Мое собственное участие было ограниченным. Я смотрела и только временами оказывала посильную помощь: тут пощекотала, там погладила, лизнула, укусила, ничего больше, за исключением одного внезапного грубого проникновения сзади. Я не заметила, как он приблизился, это был один из «Четырех шкур», парень деревенского типа, он объяснил мне, что впервые попробовал именно этот способ в двенадцать лет с овцой и теперь не только предпочитает зад переду, но и овец козам, или, он сказал, девушкам? Как и у остальных «Шкур», его речь была трудна для понимания – так же, как и песни. Если бы у меня в руке оказались ножницы, я бы его тут же на месте кастрировала, но, раз их не было, я молча страдала и даже, честно говоря, испытывала извращенное мазохистское, в стиле Майрона, удовольствие от неприятной ситуации, в которую попала Майра Брекинридж, победоносная амазонка.

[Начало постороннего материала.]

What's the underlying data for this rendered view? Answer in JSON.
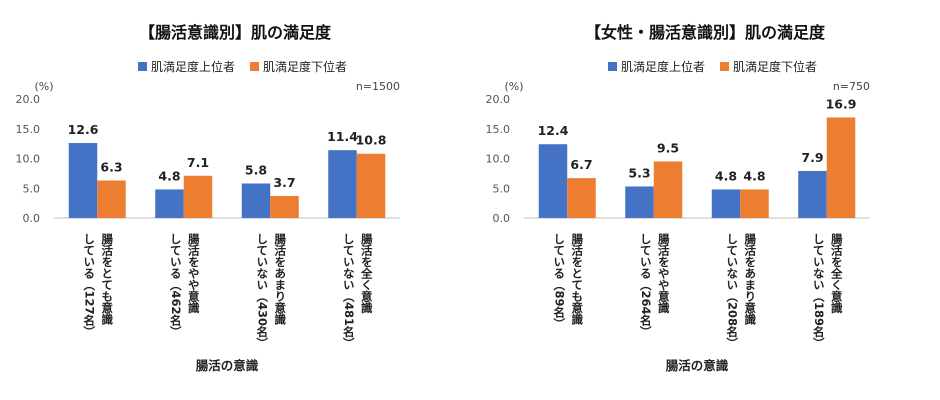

Потом, разрядившись, он оставил меня и продолжил свой бычий путь. Я, разумеется, когда-нибудь возьму реванш, когда-нибудь и как-нибудь… даже если мне придется ждать двенадцать лет! Майра Брекинридж непримирима и безжалостна.
Эти красочные заметки исключительно для вашей пользы, дорогой Рандольф. Примеры поведения, которое вы, по сути, презираете (Клем, конечно, еврей, но он калифорниец. Калифорния – это среда, в которой все растворяется до полной однородности; иудаизм – не исключение). Даже вы, со всеми вашими предрассудками, не могли бы остаться равнодушным к тому, с какой легкостью действуют эти молодые люди, не опасаясь ответственности и не боясь скомпрометировать себя. Мужчины, не задумываясь, действуют именно в той манере, которую общество считает истинно мужской (грубой, разрушительной, направленной исключительно в женскую промежность); они играют телами с чисто спортивным интересом, и кажется, что нет такой фантазии, на осуществление которой они бы не осмелились. Все делается в открытую, и как сказал мне один из них, отдыхая на полу между совокуплениями: «После этих мероприятий я неделю ни о чем таком не думаю. Мне ничего не нужно. Я никогда не чувствую себя так хорошо, как после настоящей вечеринки». Так что вакханалии все еще необходимы. Отсутствие их, определенно, делает нашу жизнь нервной и тревожной. Несомненно, доступ к подобного рода удовольствиям в молодости совершенно изменил бы меня. К счастью, как оказалось, я избежала этого. Если бы не так, Майры Брекинридж, сотворившей себя, никогда бы не было – недопустимая потеря для современности.
25
Известная улица в богатом еврейском квартале Бронкса в Нью-Йорке.